Logo

1. Hukuk Dairesi2021/10615 E. 2022/1489 K.

Yapay Zeka Özeti

Bu karar için yapay zeka özeti oluşturulamadı.

Karar Metni

"İçtihat Metni"

MAHKEMESİ : ANTALYA BÖLGE ADLİYE MAHKEMESİ 1. HUKUK DAİRESİ

DAVA TÜRÜ : TAPU İPTALİ VE TESCİL

Taraflar arasındaki tapu iptali ve tescil istekli dava sonunda Antalya Bölge Adliye Mahkemesi 1. Hukuk Dairesince verilen 29/04/2021 tarihli ve 2021/449 Esas - 2021/702 Karar sayılı karar, yasal süre içerisinde davacı vekili ve katılma yolu ile davalı vekili tarafından temyiz edilmiş olmakla; temyiz dilekçelerinin kabulüne karar verildikten sonra, dosya incelenip gereği düşünüldü:

I. DAVA

Davacı, mirasbırakanları ...'ün maliki olduğu 84 ada 21 parsel sayılı taşınmazını satış göstermek suretiyle davalı oğluna temlik ettiğini, murisin 1977 yılında söz konusu taşınmazı kendisi (davacı) ile birlikte davalıya verdiğini, yine dava dışı 153 ada 12 ve 19 parsel sayılı taşınmazlarını da diğer çocuklarına verdiğini sözlü olarak beyan ettiğini, kardeşlerine verilen taşınmazların 1988 yılında devrinin yapıldığını ancak yarısı kendisine verilen taşınmazın kendisine devrinin yapılmadığını, murisin baştaki niyetinin taşınmazlarını çocukları arasında paylaştırmak iken, 1988 ve 1991 yıllarında yapılan satış işlemleri ile paylaşımın dışına çıkıldığını, kendisinden mal kaçırma amacıya hareket edildiğini ileri sürerek, dava konusu taşınmazın tapu kaydının iptali ile payı oranında adına tesciline karar verilmesini istemiş, yargılama aşamasında annesi ...’nin ölümü üzerine annesinin payından da miras payını istediğini davasını bu şekilde ıslah ettiğini bildirmiştir.

II. CEVAP

Davalı, dava konusu taşınmazı muris babasından satın aldığını, maddi durumunun yerinde olduğunu, oto tamiri işinde uzun yıllar Gelendost ilçesinde çalıştığını, uzun yıllar kalp yetmezliği ve göz rahatsızlığı ile mücadele eden mirasbırakanın tüm bakım ve gözetimi ile ilgilendiğini, sağlık harcamalarını yaptığını belirterek, davanın reddini savunmuştur.

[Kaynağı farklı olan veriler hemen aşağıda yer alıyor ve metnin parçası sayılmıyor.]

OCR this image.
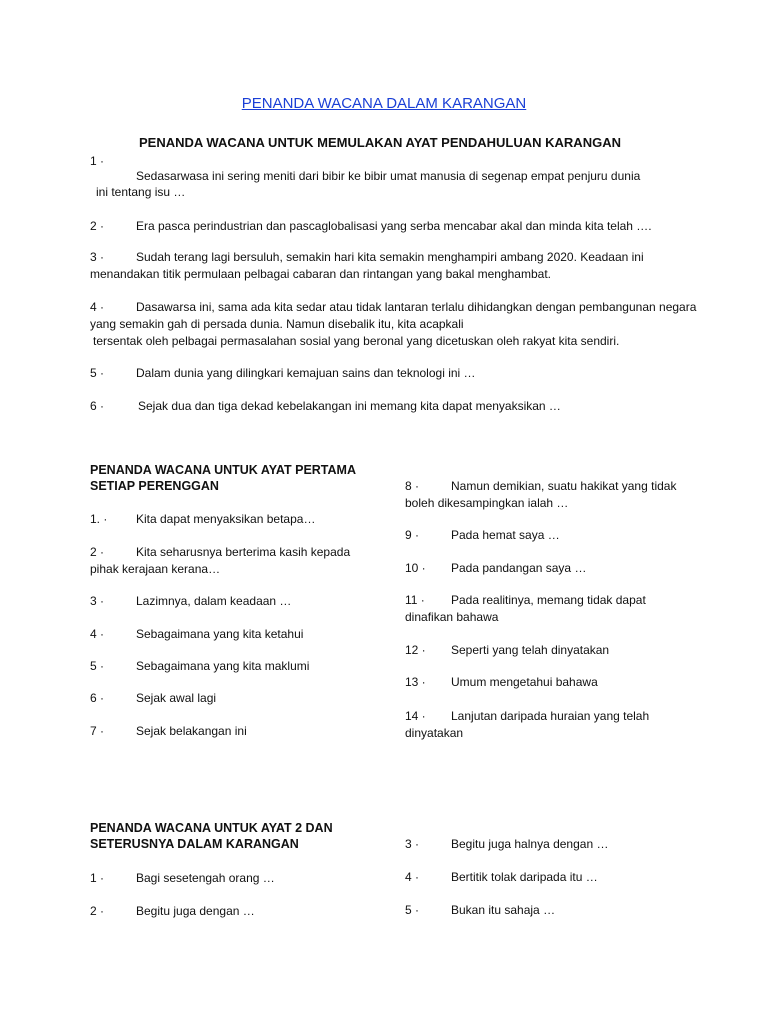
PENANDA WACANA DALAM KARANGAN
PENANDA WACANA UNTUK MEMULAKAN AYAT PENDAHULUAN KARANGAN
1 ·
Sedasarwasa ini sering meniti dari bibir ke bibir umat manusia di segenap empat penjuru dunia
ini tentang isu …
2 ·	Era pasca perindustrian dan pascaglobalisasi yang serba mencabar akal dan minda kita telah ….
3 ·	Sudah terang lagi bersuluh, semakin hari kita semakin menghampiri ambang 2020. Keadaan ini
menandakan titik permulaan pelbagai cabaran dan rintangan yang bakal menghambat.
4 ·	Dasawarsa ini, sama ada kita sedar atau tidak lantaran terlalu dihidangkan dengan pembangunan negara
yang semakin gah di persada dunia. Namun disebalik itu, kita acapkali
tersentak oleh pelbagai permasalahan sosial yang beronal yang dicetuskan oleh rakyat kita sendiri.
5 ·	Dalam dunia yang dilingkari kemajuan sains dan teknologi ini …
6 ·	Sejak dua dan tiga dekad kebelakangan ini memang kita dapat menyaksikan …
PENANDA WACANA UNTUK AYAT PERTAMA
SETIAP PERENGGAN
1. · Kita dapat menyaksikan betapa…
2 ·	Kita seharusnya berterima kasih kepada
pihak kerajaan kerana…
3 ·	Lazimnya, dalam keadaan …
4 ·	Sebagaimana yang kita ketahui
5 ·	Sebagaimana yang kita maklumi
6 ·	Sejak awal lagi
7 ·	Sejak belakangan ini
8 ·	Namun demikian, suatu hakikat yang tidak
boleh dikesampingkan ialah …
9 ·	Pada hemat saya …
10 · Pada pandangan saya …
11 · Pada realitinya, memang tidak dapat
dinafikan bahawa
12 · Seperti yang telah dinyatakan
13 · Umum mengetahui bahawa
14 · Lanjutan daripada huraian yang telah
dinyatakan
PENANDA WACANA UNTUK AYAT 2 DAN
SETERUSNYA DALAM KARANGAN
1 ·	Bagi sesetengah orang …
2 ·	Begitu juga dengan …
3 ·	Begitu juga halnya dengan …
4 ·	Bertitik tolak daripada itu …
5 ·	Bukan itu sahaja …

III. İLK DERECE MAHKEMESİ KARARI

Yalvaç Asliye Hukuk Mahkemesinin 29/04/2021 tarihli ve 2017/209 E. - 2020/102 K. sayılı kararıyla; davacının muris ...'ün mal kaçırma kastını ispat edemediği, mirasbırakanın paylaştırma kastı ile hareket ettiği sonucuna varıldığı, ayrıca muris muvazaası hukuki nedenine dayalı olarak açılan davalar hak düşürücü süre ya da zamanaşımına tabi değil ise de, devirden itibaren yaklaşık 26 yıl geçtikten sonra dava açılmasının Türk Medeni Kanununun 2. maddesinde düzenlenen dürüstlük kuralı ile bağdaşmadığı gerekçesi ile davanın reddine karar verilmiştir.

IV. İSTİNAF

1. İstinaf Yoluna Başvuranlar

İlk Derece Mahkemesinin yukarıda belirtilen kararına karşı süresi içinde davacı vekili ve davalı vekili istinaf başvurusunda bulunmuştur.

2. İstinaf Nedenleri

2.1. Davacı vekili, murisin değirmencilik yaparak geçimini sağladığını, 76 yaşında iken taşınmaz satmasının haklı ve makul bir nedeni bulunmadığını, davalının taşınmaz satın alabilecek ekonomik gücünün bulunmadığını, murisin 1977 yılında dava konusu taşınmazı davacı ile davalıya verdiğini, Gelendost ilçesinde bulunan 153 ada 12 ve 19 parsel numaralı taşınmazları davacının diğer kardeşleri ... ve Zübeyde'ye verdiğini, sözlü olarak bunu ifade ederek, 1988 yılında da devir işlemini yaptığını, murisin başlangıçtaki niyetinin taşınmazlarını çocukları arasında paylaştırmak iken, 1988 ve 1991 yılındaki satış işlemleri ile davacıyı bu paylaşımın dışında tutarak, mal kaçırma kastıyla hareket ettiğini, davacının babasının sözüne güvenerek yarısı kendisine verilen taşınmaza elma fidanları diktiğini, murisin sonradan dava konusu taşınmazı davalıya devrettiğini, devir tarihindeki taşınmaz değeri ile tapuda gösterilen bedel arasında fahiş farklılık bulunduğunu, tanık ... ...'ün beyanlarına neden itibar edilmediğinin Mahkemece gerekçelendirilmediğini belirterek kararın ortadan kaldırılmasına karar verilmesini talep etmiştir.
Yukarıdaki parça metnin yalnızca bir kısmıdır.